We are somehow on Day 2 of the “are the migrant detention centers concentration camps?” discourse, because one full day of arguing about this—all while migrants and migrant children continue to be detained in overcrowded, dehumanizing facilities—wasn’t nearly enough. Indeed, now Meet the Press’ Chuck Todd has decided to chime in.

“You can call our government’s detention of migrants many things, depending on how you see it,” he said, in a Meet the Press daily clip on Wednesday. “It’s a stain on our nation, maybe. A necessary evil to others. A deal with an untenable situation, perhaps. But you know what you can’t call it?”

Todd played Alexandria Ocasio-Cortez’s Instagram story, in which she called the detention centers “concentration camps,” kicking off this 24-plus-hour nightmare, then continued:

Tens of thousands were also brutalized, tortured, starved, and ultimately died in concentration camps. Camps like Dachau.
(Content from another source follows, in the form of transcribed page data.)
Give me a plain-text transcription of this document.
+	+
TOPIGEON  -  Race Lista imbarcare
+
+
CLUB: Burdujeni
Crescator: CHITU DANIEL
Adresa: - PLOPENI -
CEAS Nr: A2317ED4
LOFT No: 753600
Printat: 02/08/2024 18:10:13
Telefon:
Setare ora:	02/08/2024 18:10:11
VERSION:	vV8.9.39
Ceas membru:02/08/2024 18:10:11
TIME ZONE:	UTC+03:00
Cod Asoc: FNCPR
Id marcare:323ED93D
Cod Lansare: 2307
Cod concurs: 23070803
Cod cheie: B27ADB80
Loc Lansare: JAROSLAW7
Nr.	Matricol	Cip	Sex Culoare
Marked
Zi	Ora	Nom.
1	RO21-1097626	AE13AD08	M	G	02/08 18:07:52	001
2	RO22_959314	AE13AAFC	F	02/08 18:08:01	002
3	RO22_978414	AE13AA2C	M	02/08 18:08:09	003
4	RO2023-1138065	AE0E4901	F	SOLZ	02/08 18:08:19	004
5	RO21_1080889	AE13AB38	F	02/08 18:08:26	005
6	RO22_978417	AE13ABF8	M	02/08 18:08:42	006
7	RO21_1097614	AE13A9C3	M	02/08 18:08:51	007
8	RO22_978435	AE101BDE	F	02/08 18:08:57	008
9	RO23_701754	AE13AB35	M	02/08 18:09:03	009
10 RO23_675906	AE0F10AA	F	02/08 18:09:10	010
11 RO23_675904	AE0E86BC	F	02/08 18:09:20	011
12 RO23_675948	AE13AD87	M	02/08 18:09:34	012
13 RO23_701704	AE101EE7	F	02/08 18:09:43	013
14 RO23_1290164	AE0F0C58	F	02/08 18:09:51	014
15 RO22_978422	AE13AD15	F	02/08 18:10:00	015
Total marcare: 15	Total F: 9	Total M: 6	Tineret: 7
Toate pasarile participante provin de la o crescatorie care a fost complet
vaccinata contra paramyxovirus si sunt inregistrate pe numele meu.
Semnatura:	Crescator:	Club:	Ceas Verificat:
If you want to criticize the shameful treatment of people at our southern border, fine, you’ll have plenty of company. But be careful comparing them to Nazi concentration camps. Because they’re not at all comparable. In the slightest.

First and foremost: AOC did not call them “Nazi” concentration camps, a fact Todd actually noted before immediately contradicting himself and suggesting she did. Secondly, experts not named Chuck Todd have, in fact, confirmed that the migrant detention centers closely align with the technical definition of a concentration camp. Per Merriam-Webster, that is a “ a place where large numbers of people (such as prisoners of war, political prisoners, refugees, or the members of an ethnic or religious minority) are detained or confined under armed guard,” which, uh, sounds a lot like what’s going on at the southern border.

Todd’s screed doesn’t even have a point—he argues that “Some Democrats have been reluctant to condemn her remarks,” noting that Representative Jerry Nadler tweeted in support of AOC yesterday. This support, Todd claimed, was not because Nadler actually agreed with AOC, but because of “people not wanting to get criticized on Twitter.”

That’s a crock of shit. Nadler said what plenty of us are thinking: that the migrant detention centers are more than just “shameful” and a “stain,” but deeply, deeply wrong. So wrong, in fact, that if invoking one of the most horrifying genocides in recent history calls attention to the extent of that wrongness, so be it. Chuck Todd is pointing fingers at the wrong people. Enough.